Suncor Energy Inc. urged Canadian Oil Sands Ltd. shareholders to accept a $4.3-billion hostile takeover as crude prices slump, saying there is little evidence that a rival bid is in the works.

Suncor chief executive officer Steve Williams said the target's management and board members are primarily looking out for themselves in rejecting the unsolicited approach, collecting multimillion-dollar compensation while Canadian Oil Sands shares languish.

Canadian Oil Sands' board and CEO Ryan Kubik together own less than 0.1 per cent of the company's shares, Mr. Williams said in a letter posted to Suncor's website.

"If they believed their own rhetoric, wouldn't they own more than that? This is the same 10-person group that took home total annual compensation of nearly $5-million in 2014 and oversaw more than $25-million in annual [general and administrative expense] spending in a company with no operations and about 30 people."

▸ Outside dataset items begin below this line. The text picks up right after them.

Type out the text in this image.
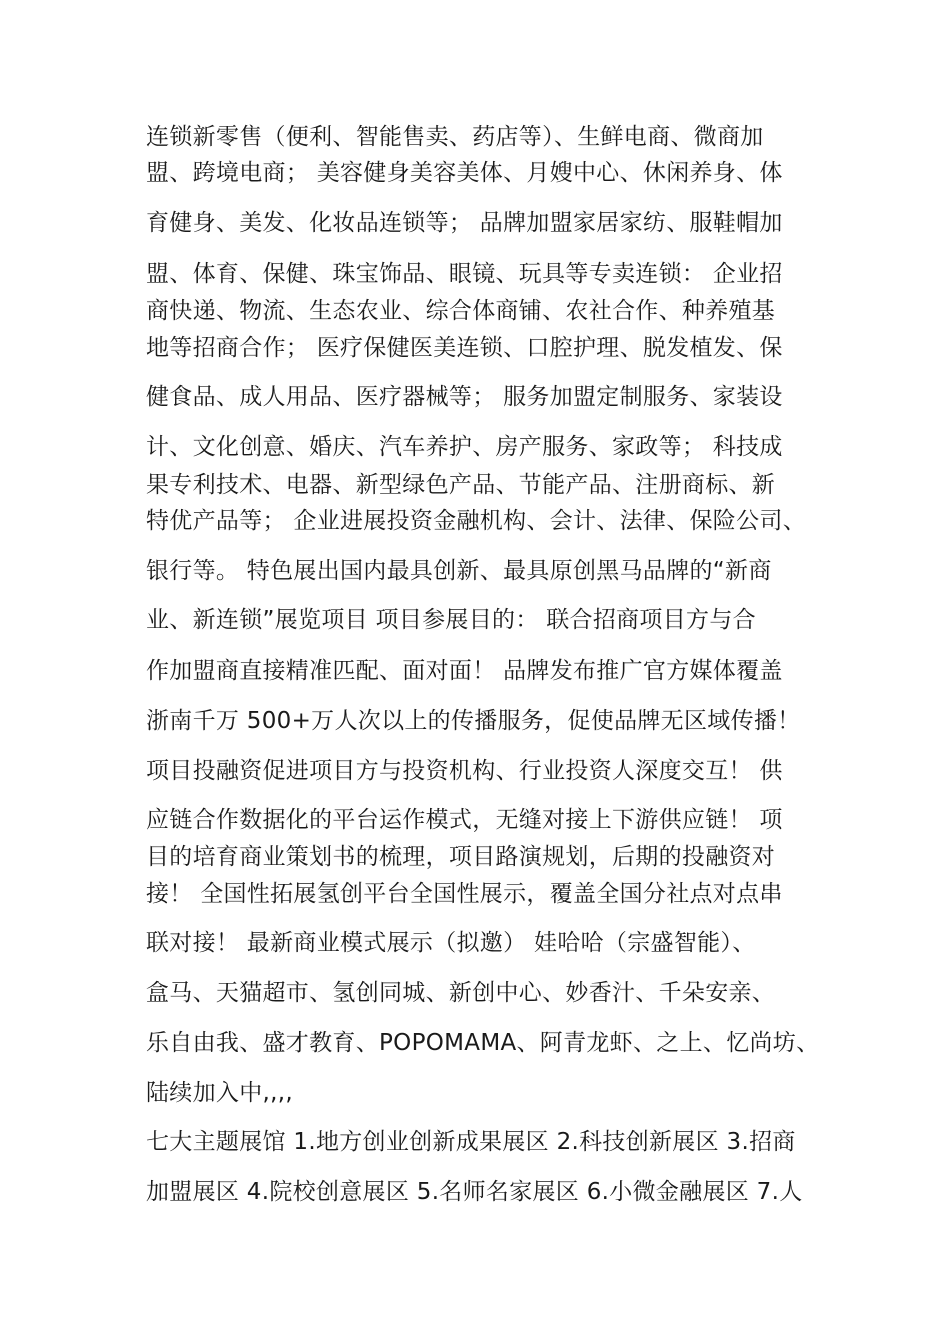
连锁新零售（便利、智能售卖、药店等）、生鲜电商、微商加
盟、跨境电商； 美容健身美容美体、月嫂中心、休闲养身、体
育健身、美发、化妆品连锁等； 品牌加盟家居家纺、服鞋帽加
盟、体育、保健、珠宝饰品、眼镜、玩具等专卖连锁： 企业招
商快递、物流、生态农业、综合体商铺、农社合作、种养殖基
地等招商合作； 医疗保健医美连锁、口腔护理、脱发植发、保
健食品、成人用品、医疗器械等； 服务加盟定制服务、家装设
计、文化创意、婚庆、汽车养护、房产服务、家政等； 科技成
果专利技术、电器、新型绿色产品、节能产品、注册商标、新
特优产品等； 企业进展投资金融机构、会计、法律、保险公司、
银行等。 特色展出国内最具创新、最具原创黑马品牌的“新商
业、新连锁”展览项目 项目参展目的： 联合招商项目方与合
作加盟商直接精准匹配、面对面！ 品牌发布推广官方媒体覆盖
浙南千万 500+万人次以上的传播服务，促使品牌无区域传播！
项目投融资促进项目方与投资机构、行业投资人深度交互！ 供
应链合作数据化的平台运作模式，无缝对接上下游供应链！ 项
目的培育商业策划书的梳理，项目路演规划，后期的投融资对
接！ 全国性拓展氢创平台全国性展示，覆盖全国分社点对点串
联对接！ 最新商业模式展示（拟邀） 娃哈哈（宗盛智能）、
盒马、天猫超市、氢创同城、新创中心、妙香汁、千朵安亲、
乐自由我、盛才教育、POPOMAMA、阿青龙虾、之上、忆尚坊、
陆续加入中,,,,
七大主题展馆 1.地方创业创新成果展区 2.科技创新展区 3.招商
加盟展区 4.院校创意展区 5.名师名家展区 6.小微金融展区 7.人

Suncor is sharpening its attack in the takeover spat after Alberta's securities regulator gave Canadian Oil Sands until Jan. 8 to drum up a competing bid.

U.S. oil prices have slumped to about $36 (U.S.) in recent weeks, and numerous forecasters are predicting they will stay subdued well past next year.

Mr. Williams said that could force deeper cuts at its partner in the Syncrude Canada Ltd. project. Suncor owns 12 per cent of the venture, while Canadian Oil Sands holds a 37-per-cent stake.

Suncor is offering 0.25 of one of its shares for each Canadian Oil Sands share and said an outright rejection of the bid could trigger a collapse in the target's stock. It has repeatedly doubted the likelihood of a rival offer emerging and questioned Canadian Oil Sands' ability to continue as an independent entity amid depressed crude prices.

For its part, Canadian Oil Sands has urged shareholders to reject the offer, saying it undervalues the company's operations. It accused Suncor on Tuesday of panicking and trying to distract from a subpar bid.

"If Suncor is unwilling to recognize the significant value of our upgrader, 46-year reserves and 98-per-cent correlation to oil price, shareholders are telling us they see greater value in independence," Mr. Kubik said in a statement. "No amount of fear mongering will change that."

Last week, Canadian Oil Sands chopped its production guidance for the second time this year, citing an advanced maintenance program at its upgrading operations.